Soyuz spacecraft lifts new crew to space station

Soyuz spacecraft lifts new crew to space station

The Soyuz-FG carrier rocket with the Soyuz MS-06 spacecraft carrying three worldwide crew members to the global Space Station was launched on Wednesday from the Baikonur space center in Kazakhstan.

The rocket was carrying Alexander Misurkin of the Russia's Roscosmos space agency, NASA's first-time flyer Mark Vande Hei and veteran colleague Joe Acaba.

It took the Soyuz spacecraft about nine minutes to launch into an initial orbit 202 kilometres from Earth.

A Minnesota native is on his way to the International Space Station, where he will spend the next five-and-a-half months.

NASA says that notable upcoming experiments will include: "demonstrating the benefits of manufacturing fiber optic filaments in a microgravity environment", "a new study looking to slow or reverse muscle atrophy in astronauts during spaceflight", and "exploring the ability of a synthetic bone material that adheres bone to metal within minutes to accelerate bone fix". It orbits about 400 kilometres above Earth.

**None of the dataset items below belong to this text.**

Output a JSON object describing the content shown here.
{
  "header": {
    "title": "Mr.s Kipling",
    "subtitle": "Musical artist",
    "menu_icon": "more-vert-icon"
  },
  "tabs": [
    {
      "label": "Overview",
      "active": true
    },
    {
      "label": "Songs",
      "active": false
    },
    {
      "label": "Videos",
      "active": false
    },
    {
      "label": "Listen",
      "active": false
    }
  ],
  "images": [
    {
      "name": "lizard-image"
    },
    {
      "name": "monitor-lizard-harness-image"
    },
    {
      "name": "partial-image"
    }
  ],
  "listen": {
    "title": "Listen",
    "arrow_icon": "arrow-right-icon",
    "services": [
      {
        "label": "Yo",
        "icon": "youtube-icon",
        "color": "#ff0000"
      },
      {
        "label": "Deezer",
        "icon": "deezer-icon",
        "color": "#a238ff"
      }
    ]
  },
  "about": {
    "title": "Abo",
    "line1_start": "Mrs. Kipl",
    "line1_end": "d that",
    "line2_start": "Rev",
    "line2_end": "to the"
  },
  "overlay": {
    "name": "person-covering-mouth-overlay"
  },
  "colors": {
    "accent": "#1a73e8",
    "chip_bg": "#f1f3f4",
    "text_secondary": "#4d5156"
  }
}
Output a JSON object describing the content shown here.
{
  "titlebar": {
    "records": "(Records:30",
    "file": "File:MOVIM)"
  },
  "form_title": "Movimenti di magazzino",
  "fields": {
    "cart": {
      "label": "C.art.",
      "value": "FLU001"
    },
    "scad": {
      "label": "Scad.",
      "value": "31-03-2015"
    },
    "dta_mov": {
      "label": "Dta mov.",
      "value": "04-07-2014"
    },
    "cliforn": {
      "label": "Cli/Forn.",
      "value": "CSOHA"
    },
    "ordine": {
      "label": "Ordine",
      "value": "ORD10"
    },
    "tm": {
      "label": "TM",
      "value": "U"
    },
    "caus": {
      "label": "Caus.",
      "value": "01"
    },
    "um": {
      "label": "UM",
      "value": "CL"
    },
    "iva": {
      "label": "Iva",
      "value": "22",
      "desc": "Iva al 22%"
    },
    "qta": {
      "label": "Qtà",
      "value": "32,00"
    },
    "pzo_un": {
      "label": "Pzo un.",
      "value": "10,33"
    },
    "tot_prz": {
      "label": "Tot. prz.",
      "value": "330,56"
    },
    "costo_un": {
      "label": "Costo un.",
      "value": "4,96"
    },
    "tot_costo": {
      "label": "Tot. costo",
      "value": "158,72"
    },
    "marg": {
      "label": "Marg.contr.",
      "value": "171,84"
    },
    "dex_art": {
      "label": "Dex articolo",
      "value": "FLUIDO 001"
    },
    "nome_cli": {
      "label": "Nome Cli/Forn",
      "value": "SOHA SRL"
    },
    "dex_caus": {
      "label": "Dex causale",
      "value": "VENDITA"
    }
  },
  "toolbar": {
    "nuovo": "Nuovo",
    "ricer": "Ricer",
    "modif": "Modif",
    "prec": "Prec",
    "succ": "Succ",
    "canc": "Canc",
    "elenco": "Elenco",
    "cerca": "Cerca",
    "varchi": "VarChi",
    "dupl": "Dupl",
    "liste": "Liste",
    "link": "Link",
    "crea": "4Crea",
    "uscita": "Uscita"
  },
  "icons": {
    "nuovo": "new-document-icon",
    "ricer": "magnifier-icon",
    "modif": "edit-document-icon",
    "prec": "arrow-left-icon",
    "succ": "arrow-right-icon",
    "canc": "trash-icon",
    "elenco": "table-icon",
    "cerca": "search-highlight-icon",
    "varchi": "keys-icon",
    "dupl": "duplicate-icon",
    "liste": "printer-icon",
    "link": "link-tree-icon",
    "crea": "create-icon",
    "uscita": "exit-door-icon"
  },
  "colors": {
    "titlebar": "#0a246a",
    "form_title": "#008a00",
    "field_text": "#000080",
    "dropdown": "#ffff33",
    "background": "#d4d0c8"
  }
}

The hatches between the spacecraft and station will open at 12:40 a.m. Wednesday.

"As a kid I never would have told anyone that I wanted to be an astronaut".

The other American astronaut, Vande Hei, had no space experience before the Wednesday flight.

Vande Hei said he's happy to be part of a "peaceful endeavour that could actually help out all of humanity". I always thought of astronauts as superheroes. Whitson, 57, broke the USA record for cumulative time in space. Their capsule successfully entered orbit and is expected to dock at the ISS after a six-hour flight, NASA and the Russian Roscosmos said. They'll continue work on hundreds of experiments in biology and biotechnology, as well as physical and earth sciences.